Allah menurunkan wahyu-Nya kepada Muhammad
agar bisa dijadikan pelajaran, tuntunan dan juga pedoman hidup yang harus
dilaksanakan. Karena itulah, Allah sudah mengatakan bahwa Alqur’an itu adalah keterangan,
petunjuk atau pelajaran yang mudah dan jelas (QS Ali Imran: 138; QS ad-Dukhan:
58; QS al-Qamar: 17). Selain itu, Alqur’an
juga dilihat sebagai pedoman atau petunjuk bagi umat islam (QS al-Jasiyah: 20).
Sebagai petunjuk dan pedoman inilah akhirnya lahir aturan-aturan islami, yang
biasa dikenal dengan istilah syariah islam. Setiap pemeluk islam wajib
melaksanakannya.
Berangkat dari uraian ini, dapatlah dipastikan
bahwa kutipan ayat Alqur’an
di atas merupakan perkataan Allah, yang bisa dijadikan pedoman bagi pemeluk
islam. Memang kutipan wahyu Allah dalam ayat 187 ini tidak lengkap dikutip.
Aslinya wahyu Allah dalam ayat 187 terdiri dari 9 kalimat, akan tetapi kutipan
di atas, yang merupakan kalimat pertama dari wahyu Allah, sudah dijadikan satu
pedoman bagi umat islam. Artinya, kutipan ayat di atas sudah bisa ditafsir atau
dipahami maknanya tanpa harus dikaitkan lagi dengan kalimat-kalimat lainnya
dalam ayat 187.
Sekalipun Allah sudah menyatakan bahwa
wahyu-Nya itu jelas, bukan lantas berarti tanpa harus ada upaya tafsir-menafsir.
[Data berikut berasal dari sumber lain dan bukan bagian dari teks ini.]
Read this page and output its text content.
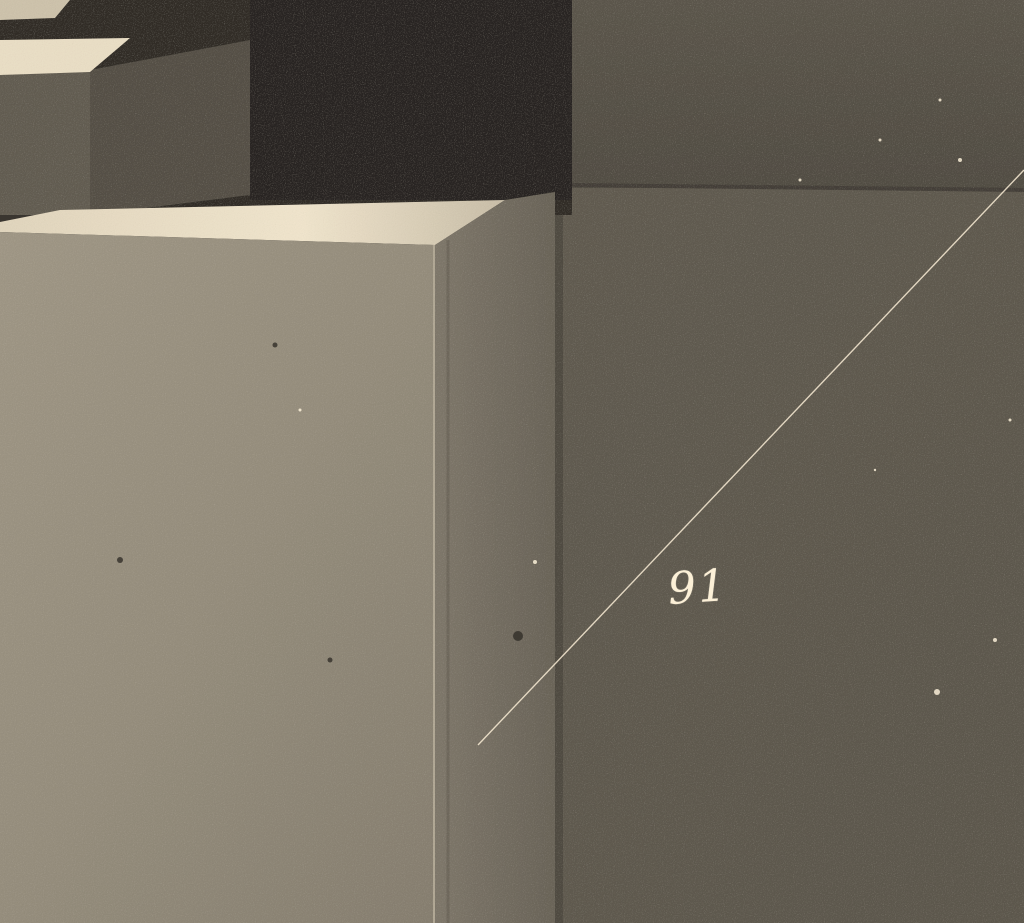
91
Meski demikian, Allah sudah membuatnya mudah sehingga umat islam tak perlu
pusing tujuh keliling. Demikian halnya kutipan ayat di atas. Ada satu kata yang
mau tidak mau harus ditafsir sehingga umat islam memahami isi atau pesan dari
kalimat tersebut. Kata itu adalah “bercampur”. Dapat dipastikan bahwa para
ulama islam sepakat kata itu dimaknai dengan bersetubuh atau melakukan aktivitas
suami istri (bersenggama). Karena itulah, kalimat pertama dalam wahyu Allah ini
dipahami bahwa Allah membolehkan suami istri melakukan hubungan seksual pada
malam hari puasa.
Wahyu Allah ini bisa dimaknai secara negatif:
dilarang melakukan hubungan seksual pada siang hari puasa. Dalam aturan islam,
ulama-ulama kemudian menambah pemahaman untuk menegaskan wahyu Allah ini.
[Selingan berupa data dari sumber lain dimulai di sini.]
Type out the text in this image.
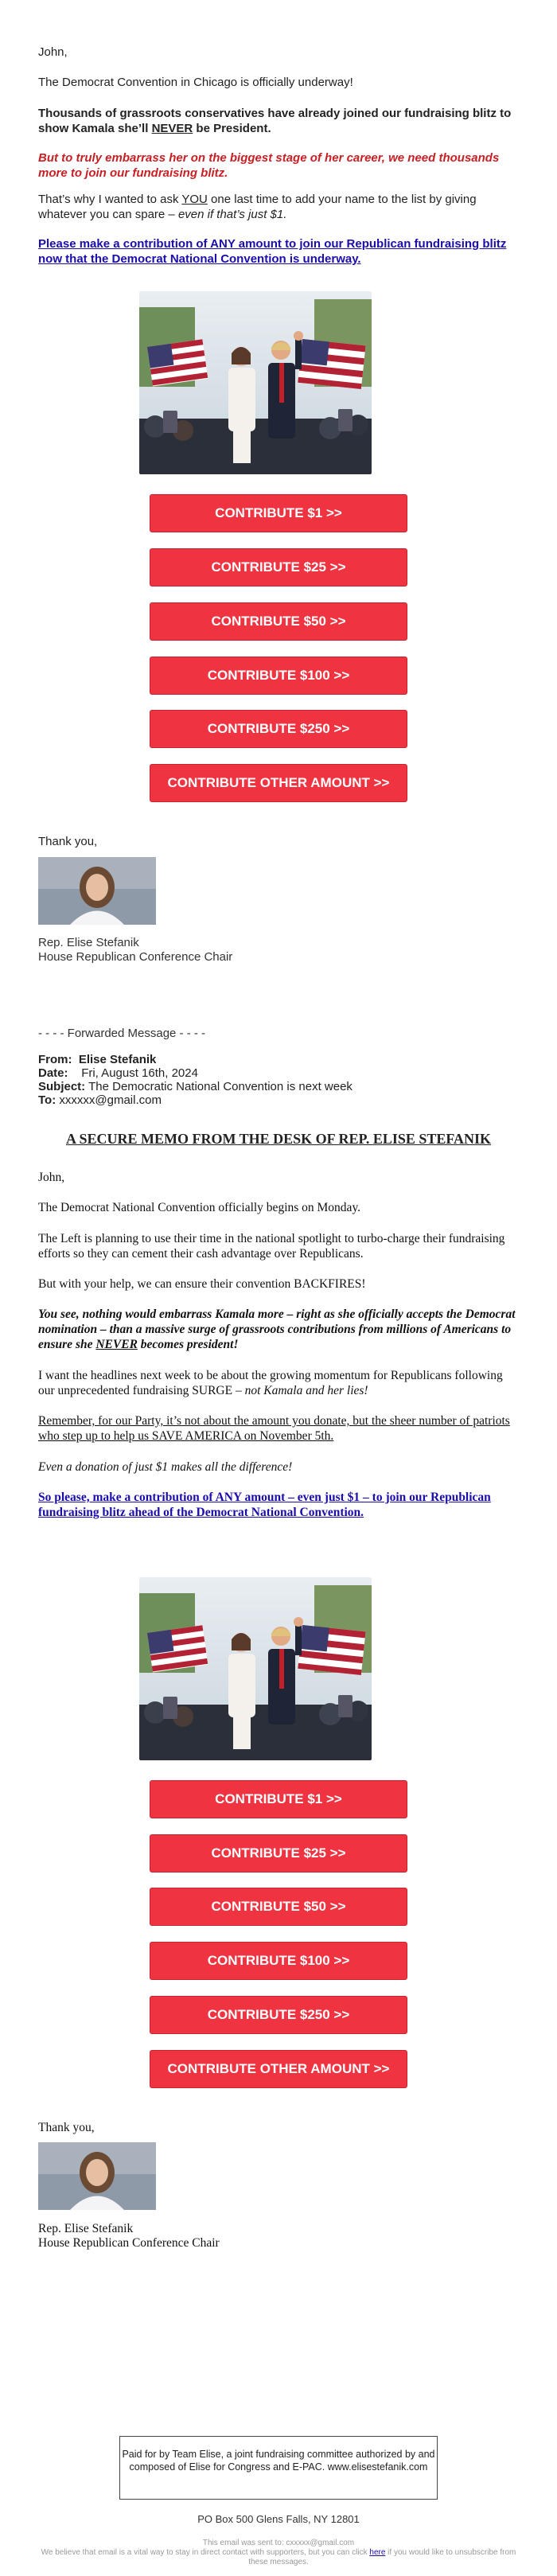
John,

The Democrat Convention in Chicago is officially underway!

Thousands of grassroots conservatives have already joined our fundraising blitz to show Kamala she’ll NEVER be President.

But to truly embarrass her on the biggest stage of her career, we need thousands more to join our fundraising blitz.

That’s why I wanted to ask YOU one last time to add your name to the list by giving whatever you can spare – even if that’s just $1.

Please make a contribution of ANY amount to join our Republican fundraising blitz now that the Democrat National Convention is underway.

CONTRIBUTE $1 >>
CONTRIBUTE $25 >>
CONTRIBUTE $50 >>
CONTRIBUTE $100 >>
CONTRIBUTE $250 >>
CONTRIBUTE OTHER AMOUNT >>

Thank you,

Rep. Elise Stefanik

House Republican Conference Chair

- - - - Forwarded Message - - - -

From: Elise Stefanik

Date: Fri, August 16th, 2024

Subject: The Democratic National Convention is next week

To: xxxxxx@gmail.com

A SECURE MEMO FROM THE DESK OF REP. ELISE STEFANIK

John,

The Democrat National Convention officially begins on Monday.

The Left is planning to use their time in the national spotlight to turbo-charge their fundraising efforts so they can cement their cash advantage over Republicans.

But with your help, we can ensure their convention BACKFIRES!

You see, nothing would embarrass Kamala more – right as she officially accepts the Democrat nomination – than a massive surge of grassroots contributions from millions of Americans to ensure she NEVER becomes president!

I want the headlines next week to be about the growing momentum for Republicans following our unprecedented fundraising SURGE – not Kamala and her lies!

Remember, for our Party, it’s not about the amount you donate, but the sheer number of patriots who step up to help us SAVE AMERICA on November 5th.

Even a donation of just $1 makes all the difference!

So please, make a contribution of ANY amount – even just $1 – to join our Republican fundraising blitz ahead of the Democrat National Convention.

CONTRIBUTE $1 >>
CONTRIBUTE $25 >>
CONTRIBUTE $50 >>
CONTRIBUTE $100 >>
CONTRIBUTE $250 >>
CONTRIBUTE OTHER AMOUNT >>

Thank you,

Rep. Elise Stefanik

House Republican Conference Chair

Paid for by Team Elise, a joint fundraising committee authorized by and composed of Elise for Congress and E-PAC. www.elisestefanik.com

PO Box 500 Glens Falls, NY 12801

This email was sent to: cxxxxx@gmail.com

We believe that email is a vital way to stay in direct contact with supporters, but you can click here if you would like to unsubscribe from these messages.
Penambahan itu terkait dengan definisi “malam”. Umumnya para ulama
mengaitkannya dengan wahyu Allah dalam kalimat kelima pada ayat yang sama.
Secara sederhana kata “malam”, dimana suami istri boleh melakukan hubungan
seksual, dipahami dengan saat buka
hingga menjelang sahur.
Apa yang menarik dari wahyu Allah ini?
Yang menarik dari kutipan wahyu Allah di atas
adalah sikap kompromi Allah terhadap umat islam terkait urusan seksual. Dalam
masalah seksual sepertinya Allah mengalah kepada umat-Nya, sekalipun itu pada
masa puasa. Seharusnya Allah melarang melakukan hubungan seksual selama bulan
puasa sebagai bentuk pengekangan diri atau pengendalian hawa nafsu. Akan
tetapi, di sini ada toleransi.
Menjadi pertanyaan, kenapa Allah mengalah
pada umat dalam urusan seksual? Kenapa Allah tidak langsung menegaskan selama
bulan puasa (30 hari) umat islam dilarang juga berhubungan seksual?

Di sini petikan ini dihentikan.